Unquestionably the offences we sustain open up gaping wounds within us. We shall be able to forgive them only as we place them alongside what God has already forgiven in us. In our Lord’s parable of the unforgiving servant the king forgives his servant a huge debt; the servant, newly forgiven a huge debt, turns around and refuses to forgive a fellow whatever this fellow owes him. The king is livid that the pardon the servant has received he doesn’t extend to others. The king orders the servant shaken up until some sense is shaken into him. If the servant had refused to forgive his fellow a paltry sum, the servant would merely have looked silly. But the amount the servant is owed isn’t paltry; 100 denarii is six months’ pay. The forgiveness required of the servant is huge. But the point of the parable is this: while the 100 denarii which the servant is owed is no trifling sum, it is nothing compared to the 10,000 talents ($50 million) that the king has already forgiven the servant.

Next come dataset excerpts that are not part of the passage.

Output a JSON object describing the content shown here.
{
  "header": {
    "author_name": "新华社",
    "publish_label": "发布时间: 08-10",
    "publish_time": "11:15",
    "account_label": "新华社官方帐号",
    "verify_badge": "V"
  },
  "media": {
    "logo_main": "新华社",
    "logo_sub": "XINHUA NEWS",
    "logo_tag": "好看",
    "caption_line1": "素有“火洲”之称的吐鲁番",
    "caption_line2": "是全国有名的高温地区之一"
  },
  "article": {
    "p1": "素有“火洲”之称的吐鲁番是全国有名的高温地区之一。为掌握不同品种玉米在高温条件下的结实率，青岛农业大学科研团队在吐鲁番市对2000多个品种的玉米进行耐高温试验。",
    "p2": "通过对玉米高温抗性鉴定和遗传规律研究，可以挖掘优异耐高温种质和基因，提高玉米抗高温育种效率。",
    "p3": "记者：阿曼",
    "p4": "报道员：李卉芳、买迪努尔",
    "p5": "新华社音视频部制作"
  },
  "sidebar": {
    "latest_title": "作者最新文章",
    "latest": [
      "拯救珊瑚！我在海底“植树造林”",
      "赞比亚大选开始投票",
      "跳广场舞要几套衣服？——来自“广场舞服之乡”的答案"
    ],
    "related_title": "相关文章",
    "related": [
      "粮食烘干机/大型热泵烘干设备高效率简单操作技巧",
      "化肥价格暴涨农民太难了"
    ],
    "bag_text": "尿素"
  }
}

What Forgiveness Does Not Mean

We must be sure we understand what forgiveness does not mean. It does not mean that the offence we are called to forgive is slight. Were it anything but grievous we’d be smiling at it instead of sweating over it.

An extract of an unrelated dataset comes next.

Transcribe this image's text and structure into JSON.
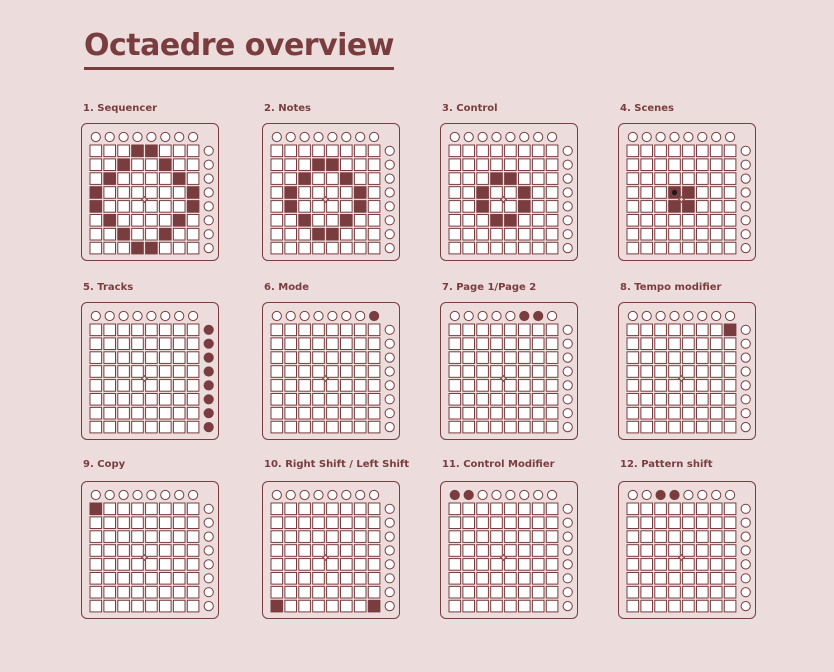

It does not mean that the offence is excused. We excuse what is excusable. What is not excusable, will never be excusable, can only be forgiven.

Forgiveness does not mean that we are helpless suckers inviting the world to victimize us again. Forgiveness, rather, is a display of ego-strength. Jesus can forgive those who slay him just because he has already insisted, “No one takes my life from me; I lay it down of my own accord.”

Forgiveness does not mean that the person we forgive we regard as a diamond in the rough, good-at-heart. Forgiveness means that the person we forgive we regard as depraved in heart – as God’s forgiveness means as much about us.

Forgiveness does not mean that the person we must forgive we must also trust. Many whom we forgive will never be trustworthy. Forgiveness does mean, however, that the person we cannot trust we shall nonetheless not despise.

Any discussion of forgiveness includes forgiving ourselves. If we say, “I can forgive anyone at all except myself,” then surely we have puffed up ourselves most arrogantly. There is terrible arrogance in saying to ourselves, “I’m the greatest sinner in the world; the major-league champion. I can forgive others because they are only minor-league sinners compared to me.”

There is no little blasphemy here as well. “The blood-bought pardon of God, wrought at what cost to him we can’t fathom – it isn’t effective enough for me. Where I’m concerned, God’s mercy is deficient, defective, and finally worthless.” This is blasphemy.

If we say we can’t forgive ourselves then plainly we want to flagellate ourselves in order to atone for our sin. But the heart of the gospel is this: atonement has already been made for us. All we need do is own it in faith.

Then we must end where we began: at the cross. For it is here that God, for Christ’s sake, has forgiven us. And here, therefore, we must forgive others, and forgive ourselves as well.

Texts for Reflection

  • Micah 7:18-20
  • Psalm 32
  • Colossians 3:12-17
  • Matthew 18:21-35

Exploring Further

  • Miroslav Volf, Free of Charge: Giving and Forgiving in a Culture Stripped of Grace (Grand Rapids: Zondervan, 2006).
  • Miroslav Volf, The End of Memory: Remembering Rightly in a Violent World (Grand Rapids: Wm. B. Eerdmans, 2006).
  • H. R. Mackintosh, The Christian Experience of Forgiveness (New York: Harper, 1927).
  • C.S. Lewis, “Fern Seed and Elephants,” in Fern Seed and Elephants and Other Essays on Christianity (London: Fount, 1975), pp. 39-43.


  1. Diane Naduriak

    I really enjoyed reading this article Dr. Shepherd. In my opinion you covered all the bases on forgiveness. However,I would like to have read something on reconciliation which many people confuse with forgiveness. In what circumstances is reconciliation possible after forgiveness?

  2. Emma Skeete

    Powerful Dr. Shepherd! A good word indeed!